How a slight shift in ideology could save Canada Post over $18 million annually, and win the respect of its network of letter carriers across Canada.
Canada Post, since the fall of 2011, has been introducing new equipment, buildings, and delivery methods to its national distribution network.
One of the most controversial, and least cost-effective strategies is the two-bundle system. This idea was borrowed from the United States Postal Service where its letter carriers have been using this system for years. However, this name is a misnomer for Canadian Letter carriers because they are required to deliver flyers to a third of their routes every day. So it is actually a three-bundle system. Today, sorting and consolidating mail into a one bundle system at their workstations is not permitted, and can potentially lead to a suspension.
Why would letter carriers be so upset with such a system? They know it is not efficient.
The way the contract works, especially how the eight hour day is calculated, strongly motivates letter carriers to be the most efficient they can be. The more organized and faster they are, the sooner they can go home.
They are relentless about efficiencies because of this.
Letter carriers know that their speed is related to sorting and organizing all the delivery goods in the most systematic way possible. They rely on the system for success.

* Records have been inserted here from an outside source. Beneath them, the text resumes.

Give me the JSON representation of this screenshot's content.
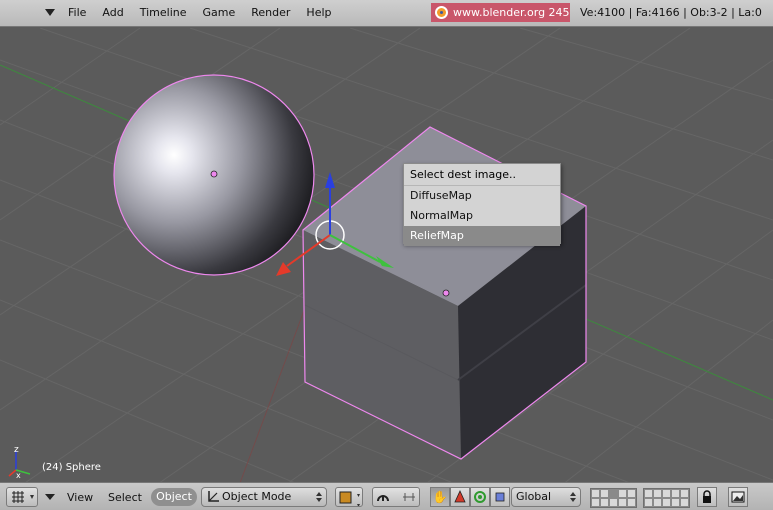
{
  "header": {
    "menu": [
      "File",
      "Add",
      "Timeline",
      "Game",
      "Render",
      "Help"
    ],
    "website": "www.blender.org 245",
    "stats": "Ve:4100 | Fa:4166 | Ob:3-2 | La:0"
  },
  "viewport": {
    "object_info": "(24) Sphere",
    "axis_labels": {
      "z": "z",
      "x": "x"
    }
  },
  "popup": {
    "title": "Select dest image..",
    "items": [
      "DiffuseMap",
      "NormalMap",
      "ReliefMap"
    ],
    "selected": "ReliefMap"
  },
  "footer": {
    "view": "View",
    "select": "Select",
    "object": "Object",
    "mode": "Object Mode",
    "orientation": "Global"
  },
  "colors": {
    "selection_outline": "#ee88ee",
    "menu_highlight": "#8a8a8a",
    "website_bg": "#c9566a",
    "axis_x": "#e53a2a",
    "axis_y": "#3ec13e",
    "axis_z": "#2a3fe0"
  },
  "icons": {
    "editor_type": "grid-icon",
    "website": "blender-logo-icon",
    "manipulator": "hand-icon",
    "draw_type": "cube-icon",
    "pivot": "pivot-icon",
    "snap": "magnet-icon",
    "lock": "lock-icon",
    "render": "image-icon"
  }
}
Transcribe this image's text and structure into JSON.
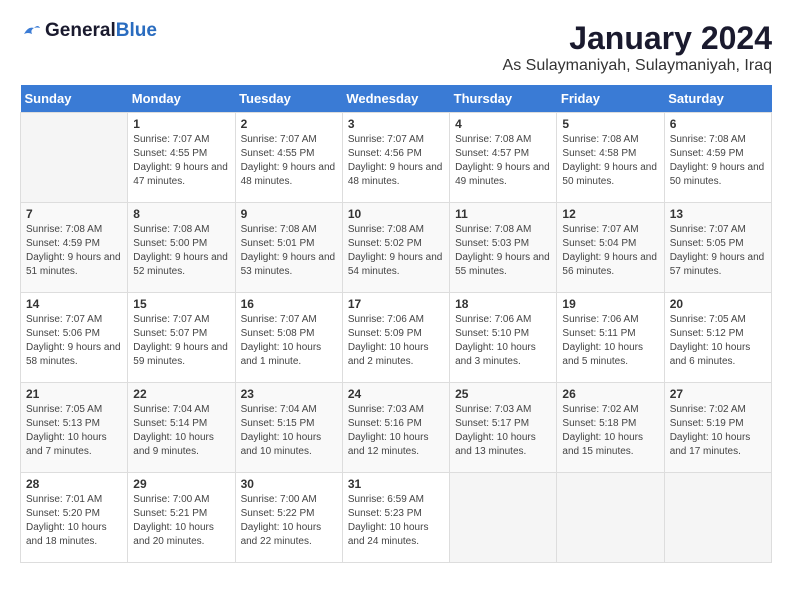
{
  "header": {
    "logo_general": "General",
    "logo_blue": "Blue",
    "month_title": "January 2024",
    "location": "As Sulaymaniyah, Sulaymaniyah, Iraq"
  },
  "weekdays": [
    "Sunday",
    "Monday",
    "Tuesday",
    "Wednesday",
    "Thursday",
    "Friday",
    "Saturday"
  ],
  "weeks": [
    [
      {
        "day": "",
        "sunrise": "",
        "sunset": "",
        "daylight": ""
      },
      {
        "day": "1",
        "sunrise": "Sunrise: 7:07 AM",
        "sunset": "Sunset: 4:55 PM",
        "daylight": "Daylight: 9 hours and 47 minutes."
      },
      {
        "day": "2",
        "sunrise": "Sunrise: 7:07 AM",
        "sunset": "Sunset: 4:55 PM",
        "daylight": "Daylight: 9 hours and 48 minutes."
      },
      {
        "day": "3",
        "sunrise": "Sunrise: 7:07 AM",
        "sunset": "Sunset: 4:56 PM",
        "daylight": "Daylight: 9 hours and 48 minutes."
      },
      {
        "day": "4",
        "sunrise": "Sunrise: 7:08 AM",
        "sunset": "Sunset: 4:57 PM",
        "daylight": "Daylight: 9 hours and 49 minutes."
      },
      {
        "day": "5",
        "sunrise": "Sunrise: 7:08 AM",
        "sunset": "Sunset: 4:58 PM",
        "daylight": "Daylight: 9 hours and 50 minutes."
      },
      {
        "day": "6",
        "sunrise": "Sunrise: 7:08 AM",
        "sunset": "Sunset: 4:59 PM",
        "daylight": "Daylight: 9 hours and 50 minutes."
      }
    ],
    [
      {
        "day": "7",
        "sunrise": "Sunrise: 7:08 AM",
        "sunset": "Sunset: 4:59 PM",
        "daylight": "Daylight: 9 hours and 51 minutes."
      },
      {
        "day": "8",
        "sunrise": "Sunrise: 7:08 AM",
        "sunset": "Sunset: 5:00 PM",
        "daylight": "Daylight: 9 hours and 52 minutes."
      },
      {
        "day": "9",
        "sunrise": "Sunrise: 7:08 AM",
        "sunset": "Sunset: 5:01 PM",
        "daylight": "Daylight: 9 hours and 53 minutes."
      },
      {
        "day": "10",
        "sunrise": "Sunrise: 7:08 AM",
        "sunset": "Sunset: 5:02 PM",
        "daylight": "Daylight: 9 hours and 54 minutes."
      },
      {
        "day": "11",
        "sunrise": "Sunrise: 7:08 AM",
        "sunset": "Sunset: 5:03 PM",
        "daylight": "Daylight: 9 hours and 55 minutes."
      },
      {
        "day": "12",
        "sunrise": "Sunrise: 7:07 AM",
        "sunset": "Sunset: 5:04 PM",
        "daylight": "Daylight: 9 hours and 56 minutes."
      },
      {
        "day": "13",
        "sunrise": "Sunrise: 7:07 AM",
        "sunset": "Sunset: 5:05 PM",
        "daylight": "Daylight: 9 hours and 57 minutes."
      }
    ],
    [
      {
        "day": "14",
        "sunrise": "Sunrise: 7:07 AM",
        "sunset": "Sunset: 5:06 PM",
        "daylight": "Daylight: 9 hours and 58 minutes."
      },
      {
        "day": "15",
        "sunrise": "Sunrise: 7:07 AM",
        "sunset": "Sunset: 5:07 PM",
        "daylight": "Daylight: 9 hours and 59 minutes."
      },
      {
        "day": "16",
        "sunrise": "Sunrise: 7:07 AM",
        "sunset": "Sunset: 5:08 PM",
        "daylight": "Daylight: 10 hours and 1 minute."
      },
      {
        "day": "17",
        "sunrise": "Sunrise: 7:06 AM",
        "sunset": "Sunset: 5:09 PM",
        "daylight": "Daylight: 10 hours and 2 minutes."
      },
      {
        "day": "18",
        "sunrise": "Sunrise: 7:06 AM",
        "sunset": "Sunset: 5:10 PM",
        "daylight": "Daylight: 10 hours and 3 minutes."
      },
      {
        "day": "19",
        "sunrise": "Sunrise: 7:06 AM",
        "sunset": "Sunset: 5:11 PM",
        "daylight": "Daylight: 10 hours and 5 minutes."
      },
      {
        "day": "20",
        "sunrise": "Sunrise: 7:05 AM",
        "sunset": "Sunset: 5:12 PM",
        "daylight": "Daylight: 10 hours and 6 minutes."
      }
    ],
    [
      {
        "day": "21",
        "sunrise": "Sunrise: 7:05 AM",
        "sunset": "Sunset: 5:13 PM",
        "daylight": "Daylight: 10 hours and 7 minutes."
      },
      {
        "day": "22",
        "sunrise": "Sunrise: 7:04 AM",
        "sunset": "Sunset: 5:14 PM",
        "daylight": "Daylight: 10 hours and 9 minutes."
      },
      {
        "day": "23",
        "sunrise": "Sunrise: 7:04 AM",
        "sunset": "Sunset: 5:15 PM",
        "daylight": "Daylight: 10 hours and 10 minutes."
      },
      {
        "day": "24",
        "sunrise": "Sunrise: 7:03 AM",
        "sunset": "Sunset: 5:16 PM",
        "daylight": "Daylight: 10 hours and 12 minutes."
      },
      {
        "day": "25",
        "sunrise": "Sunrise: 7:03 AM",
        "sunset": "Sunset: 5:17 PM",
        "daylight": "Daylight: 10 hours and 13 minutes."
      },
      {
        "day": "26",
        "sunrise": "Sunrise: 7:02 AM",
        "sunset": "Sunset: 5:18 PM",
        "daylight": "Daylight: 10 hours and 15 minutes."
      },
      {
        "day": "27",
        "sunrise": "Sunrise: 7:02 AM",
        "sunset": "Sunset: 5:19 PM",
        "daylight": "Daylight: 10 hours and 17 minutes."
      }
    ],
    [
      {
        "day": "28",
        "sunrise": "Sunrise: 7:01 AM",
        "sunset": "Sunset: 5:20 PM",
        "daylight": "Daylight: 10 hours and 18 minutes."
      },
      {
        "day": "29",
        "sunrise": "Sunrise: 7:00 AM",
        "sunset": "Sunset: 5:21 PM",
        "daylight": "Daylight: 10 hours and 20 minutes."
      },
      {
        "day": "30",
        "sunrise": "Sunrise: 7:00 AM",
        "sunset": "Sunset: 5:22 PM",
        "daylight": "Daylight: 10 hours and 22 minutes."
      },
      {
        "day": "31",
        "sunrise": "Sunrise: 6:59 AM",
        "sunset": "Sunset: 5:23 PM",
        "daylight": "Daylight: 10 hours and 24 minutes."
      },
      {
        "day": "",
        "sunrise": "",
        "sunset": "",
        "daylight": ""
      },
      {
        "day": "",
        "sunrise": "",
        "sunset": "",
        "daylight": ""
      },
      {
        "day": "",
        "sunrise": "",
        "sunset": "",
        "daylight": ""
      }
    ]
  ]
}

If the two-bundle system was efficient and saved letter carriers time, there would be no arguments at all. It would be immediately embraced. However, this is not the case.

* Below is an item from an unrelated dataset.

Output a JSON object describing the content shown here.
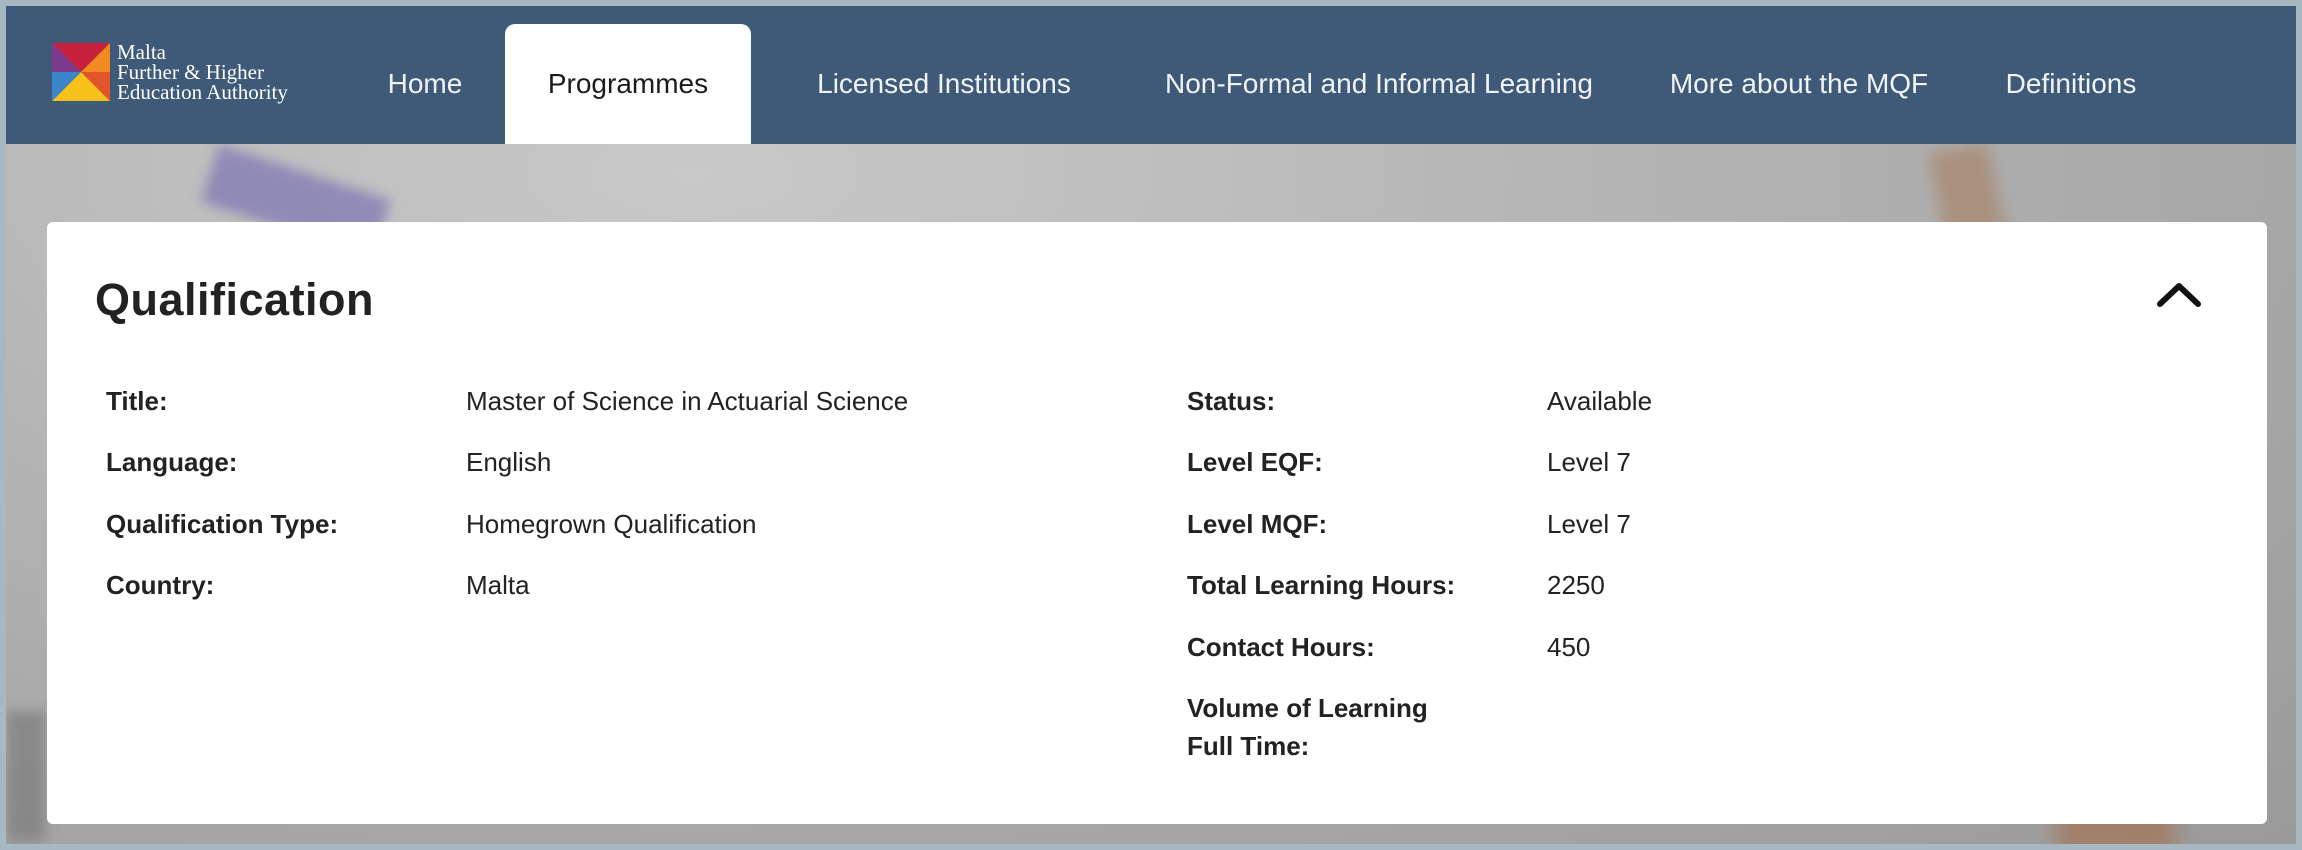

It is costing them time, which means it is getting passed on to Canada Post with increased labour.
From my own study of the two-bundle system previously done before the implementation of the modern post, the new system adds two-seconds to every point of call. Some have argued that this figure is too low.

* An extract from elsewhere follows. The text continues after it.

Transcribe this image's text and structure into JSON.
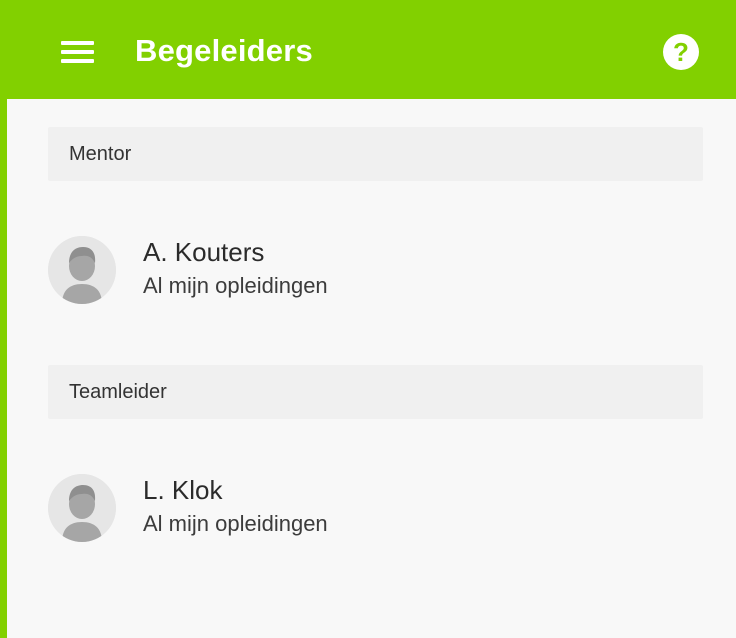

It is true that it can take up to 15 minutes longer to sort and consolidate all the mail together, but it takes an extra 33 minutes to deliver using two-bundle on a 1000 point of call route compared to the old one-bundle system. Even if one was to subtract the 15 minutes, there is still a difference of 18 minutes that is costing the corporation in lost time and productivity.
If one factors out the time it takes to sort in the mail, then the actual time lost is 1.08 seconds per call per day.
This may seem very little, but on a national level this adds up significantly. If one uses Canada Post’s 2011 Annual Report’s numbers (Page 21) on points of call, then a daily figure on losses can be calculated.
Letter carriers daily deliver to 8,821,060 points of call. It probably is more, but just to be conservative, I will stay with the top two delivery categories listed by Canada Post in its Annual Report. Not all of these points have mail every day, 18 percent on average do not.(1) So that makes 7,056,848 points of call delivered by letter carriers on a daily basis.
If one then does the math 7,056,848 x 1.08 seconds, it results in 7621395.84 seconds, or 2117.0544(2) hours in lost daily time, and 533,497 hours annually. If an average letter carrier costs Canada Post $34.00 per hour including wages and benefits, then the two-bundle system is costing Canada Post $71,979.85 in daily lost revenue. If there are 252 working days of the year, then it has potential extra annual costs of $18,138,922.20 in labour to use the two-bundle system instead of the traditional one pull.
This does not include having to deliver in the dark, injuries related to the two-bundle, or other environment factors. The cost may even be more.
Canada Post is not taking this time seriously because their program for calculating an eight hour route is still programmed with the one-bundle variable. Letter carriers are expected to absorb this extra time themselves and typically cannot use this argument for why they are applying for overtime.
(1) Canada Post officially calculates around 62% of daily coverage of a typical route, but this is not correct, especially with the enforcement of flyers to 1/3 of the whole route every delivery day. The number is actually around 82%.